Guinea junta seeks to allay fears

Guinea's coup leader Capt Moussa Dadis Camara (right)
Capt Camara says he wants to rid Guinea of corruption

Guinea's military coup leaders have invited foreign diplomats to a meeting to "reassure the international community" about their intentions.

The rebels said the talks would be held in the capital Conakry on Saturday.

There has been international condemnation of Tuesday's coup, but it was welcomed by some people in Guinea.

Capt Moussa Dadis Camara led the revolt just hours after the death of veteran strongman President Lansana Conte, who is due to be buried later on Friday.

Sick and tired of despotic rule under the former president and his hugely corrupt government, Guineans are pinning their hopes on the military, the BBC's West Africa correspondent Will Ross says.

On Thursday, Guinean Prime Minister Ahmed Tidiane Souare and some 30 other ministers submitted to the coup leaders.

Government leaders had previously insisted they were still in control.

'Free elections'

In a statement read on Guinea's national radio, the junta said the meeting with foreign envoys would be held at 1200 GMT.

The council has no ambitions to hold on to power
Capt Camara
Coup leader

The rebels also said they would hold separate talks on Saturday with leaders of Guinea's political parties and civil society groups.

Capt Camara, a junior army officer, has declared himself Guinea's new president and head of the junta's new National Council for Democracy and Development (CNDD).

On Thursday, he said the new 32-member ruling council replacing the government and other institutions would hold "free, credible and transparent elections" in December 2010, when Mr Conte's presidential term would have ended.

"The council has no ambitions to hold on to power.

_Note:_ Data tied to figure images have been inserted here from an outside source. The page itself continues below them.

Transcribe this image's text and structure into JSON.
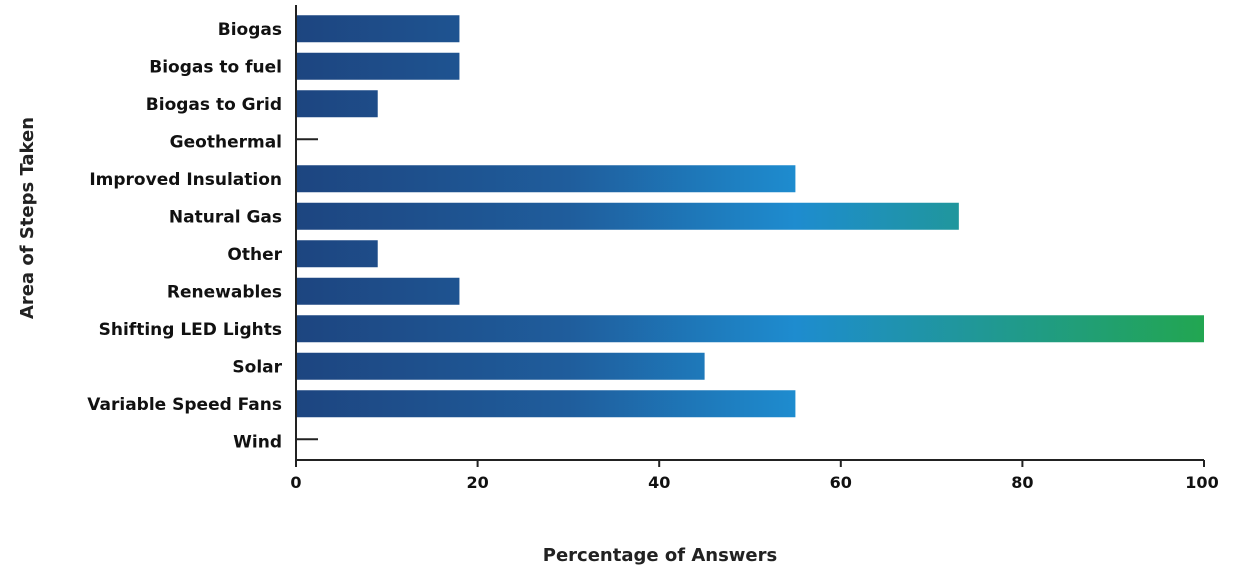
{
  "chart_data": {
    "type": "bar",
    "orientation": "horizontal",
    "categories": [
      "Biogas",
      "Biogas to fuel",
      "Biogas to Grid",
      "Geothermal",
      "Improved Insulation",
      "Natural Gas",
      "Other",
      "Renewables",
      "Shifting LED Lights",
      "Solar",
      "Variable Speed Fans",
      "Wind"
    ],
    "values": [
      18,
      18,
      9,
      0,
      55,
      73,
      9,
      18,
      100,
      45,
      55,
      0
    ],
    "xlabel": "Percentage of Answers",
    "ylabel": "Area of Steps Taken",
    "xlim": [
      0,
      100
    ],
    "xticks": [
      0,
      20,
      40,
      60,
      80,
      100
    ],
    "grid": false,
    "colors": {
      "gradient_start": "#1d4580",
      "gradient_mid": "#1e8ccf",
      "gradient_end": "#22a651"
    }
  }
}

The only reason is the need to safeguard territorial integrity. That is the only reason. There is no ulterior motive," he said.

Capt Camara also said he had no intention of standing in the elections and that he wanted to restore order to the country and rid it of corruption.

World reaction

The African Union, European Union and United States have condemned the coup.

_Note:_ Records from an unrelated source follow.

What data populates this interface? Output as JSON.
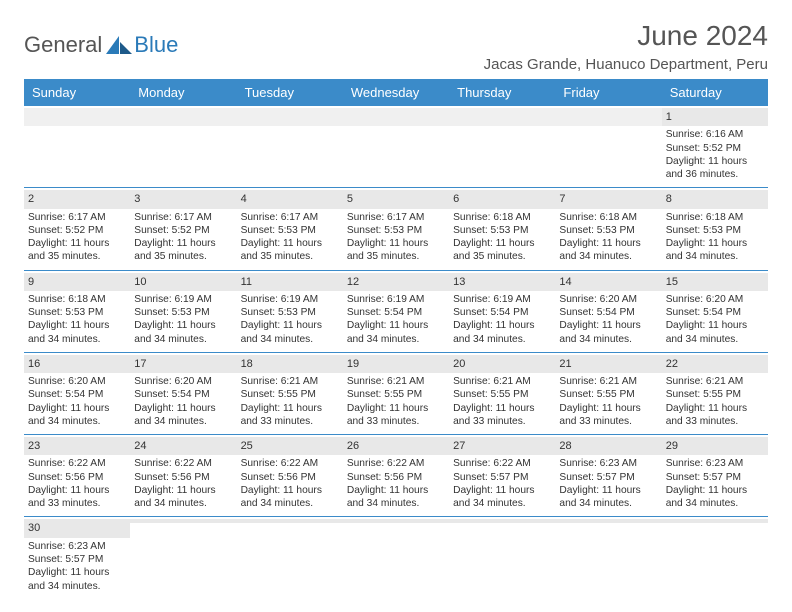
{
  "logo": {
    "part1": "General",
    "part2": "Blue"
  },
  "title": "June 2024",
  "location": "Jacas Grande, Huanuco Department, Peru",
  "colors": {
    "header_bg": "#3b8bc9",
    "header_text": "#ffffff",
    "daynum_bg": "#e8e8e8",
    "border": "#3b8bc9",
    "text": "#333333",
    "logo_blue": "#2a7ab8",
    "logo_gray": "#555555"
  },
  "layout": {
    "type": "calendar",
    "columns": 7,
    "rows": 6,
    "start_day_index": 6
  },
  "day_names": [
    "Sunday",
    "Monday",
    "Tuesday",
    "Wednesday",
    "Thursday",
    "Friday",
    "Saturday"
  ],
  "days": [
    {
      "n": 1,
      "sunrise": "6:16 AM",
      "sunset": "5:52 PM",
      "daylight": "11 hours and 36 minutes."
    },
    {
      "n": 2,
      "sunrise": "6:17 AM",
      "sunset": "5:52 PM",
      "daylight": "11 hours and 35 minutes."
    },
    {
      "n": 3,
      "sunrise": "6:17 AM",
      "sunset": "5:52 PM",
      "daylight": "11 hours and 35 minutes."
    },
    {
      "n": 4,
      "sunrise": "6:17 AM",
      "sunset": "5:53 PM",
      "daylight": "11 hours and 35 minutes."
    },
    {
      "n": 5,
      "sunrise": "6:17 AM",
      "sunset": "5:53 PM",
      "daylight": "11 hours and 35 minutes."
    },
    {
      "n": 6,
      "sunrise": "6:18 AM",
      "sunset": "5:53 PM",
      "daylight": "11 hours and 35 minutes."
    },
    {
      "n": 7,
      "sunrise": "6:18 AM",
      "sunset": "5:53 PM",
      "daylight": "11 hours and 34 minutes."
    },
    {
      "n": 8,
      "sunrise": "6:18 AM",
      "sunset": "5:53 PM",
      "daylight": "11 hours and 34 minutes."
    },
    {
      "n": 9,
      "sunrise": "6:18 AM",
      "sunset": "5:53 PM",
      "daylight": "11 hours and 34 minutes."
    },
    {
      "n": 10,
      "sunrise": "6:19 AM",
      "sunset": "5:53 PM",
      "daylight": "11 hours and 34 minutes."
    },
    {
      "n": 11,
      "sunrise": "6:19 AM",
      "sunset": "5:53 PM",
      "daylight": "11 hours and 34 minutes."
    },
    {
      "n": 12,
      "sunrise": "6:19 AM",
      "sunset": "5:54 PM",
      "daylight": "11 hours and 34 minutes."
    },
    {
      "n": 13,
      "sunrise": "6:19 AM",
      "sunset": "5:54 PM",
      "daylight": "11 hours and 34 minutes."
    },
    {
      "n": 14,
      "sunrise": "6:20 AM",
      "sunset": "5:54 PM",
      "daylight": "11 hours and 34 minutes."
    },
    {
      "n": 15,
      "sunrise": "6:20 AM",
      "sunset": "5:54 PM",
      "daylight": "11 hours and 34 minutes."
    },
    {
      "n": 16,
      "sunrise": "6:20 AM",
      "sunset": "5:54 PM",
      "daylight": "11 hours and 34 minutes."
    },
    {
      "n": 17,
      "sunrise": "6:20 AM",
      "sunset": "5:54 PM",
      "daylight": "11 hours and 34 minutes."
    },
    {
      "n": 18,
      "sunrise": "6:21 AM",
      "sunset": "5:55 PM",
      "daylight": "11 hours and 33 minutes."
    },
    {
      "n": 19,
      "sunrise": "6:21 AM",
      "sunset": "5:55 PM",
      "daylight": "11 hours and 33 minutes."
    },
    {
      "n": 20,
      "sunrise": "6:21 AM",
      "sunset": "5:55 PM",
      "daylight": "11 hours and 33 minutes."
    },
    {
      "n": 21,
      "sunrise": "6:21 AM",
      "sunset": "5:55 PM",
      "daylight": "11 hours and 33 minutes."
    },
    {
      "n": 22,
      "sunrise": "6:21 AM",
      "sunset": "5:55 PM",
      "daylight": "11 hours and 33 minutes."
    },
    {
      "n": 23,
      "sunrise": "6:22 AM",
      "sunset": "5:56 PM",
      "daylight": "11 hours and 33 minutes."
    },
    {
      "n": 24,
      "sunrise": "6:22 AM",
      "sunset": "5:56 PM",
      "daylight": "11 hours and 34 minutes."
    },
    {
      "n": 25,
      "sunrise": "6:22 AM",
      "sunset": "5:56 PM",
      "daylight": "11 hours and 34 minutes."
    },
    {
      "n": 26,
      "sunrise": "6:22 AM",
      "sunset": "5:56 PM",
      "daylight": "11 hours and 34 minutes."
    },
    {
      "n": 27,
      "sunrise": "6:22 AM",
      "sunset": "5:57 PM",
      "daylight": "11 hours and 34 minutes."
    },
    {
      "n": 28,
      "sunrise": "6:23 AM",
      "sunset": "5:57 PM",
      "daylight": "11 hours and 34 minutes."
    },
    {
      "n": 29,
      "sunrise": "6:23 AM",
      "sunset": "5:57 PM",
      "daylight": "11 hours and 34 minutes."
    },
    {
      "n": 30,
      "sunrise": "6:23 AM",
      "sunset": "5:57 PM",
      "daylight": "11 hours and 34 minutes."
    }
  ],
  "labels": {
    "sunrise": "Sunrise:",
    "sunset": "Sunset:",
    "daylight": "Daylight:"
  }
}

We need a change, change that will benefit all Guineans. We pray for a good leader
Amara, Nzerekore

The US embassy in Conakry called for an immediate return to civilian rule in Guinea, saying the junta's announcement that elections would not be held for two years was unacceptable.

France, which currently holds the EU presidency, also said a vote should be held soon.

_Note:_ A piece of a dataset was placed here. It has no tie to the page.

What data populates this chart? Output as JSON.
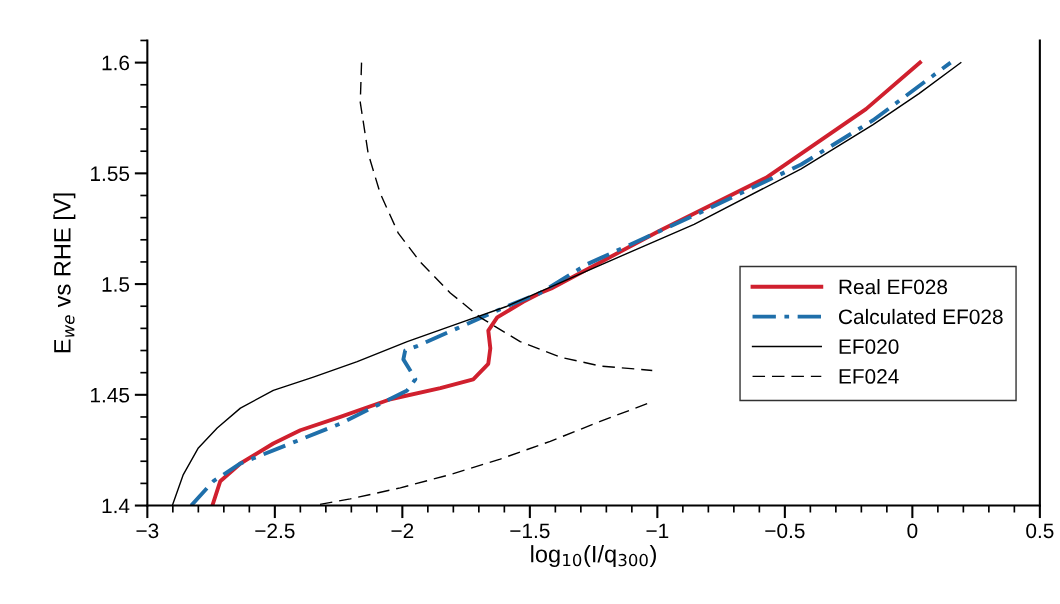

"The presidency points out the importance of respecting time limits and within the first half of 2009 holding democratic and transparent elections," the office of French President Nicolas Sarkozy said in a statement.

Guinea's two main opposition groups also urged the junta to stage elections in a year's time.


International condemnation of the coup appears to be at odds with the opinion of the Guinean people, the BBC's Will Ross says.


Celebrations in Conarky

On Wednesday, thousands of people took to the streets and cheered the man many now refer to as President Camara, as the military paraded him through the capital.

President Conte, 74, died on Monday night and renegade soldiers moved to seize power in the hours afterwards, taking control of state radio and television.

His funeral is to take place in his home village.

According to Guinea's constitution, the speaker of its parliament, Aboubacar Sompare, should be in charge of the government until elections are held in 60 days.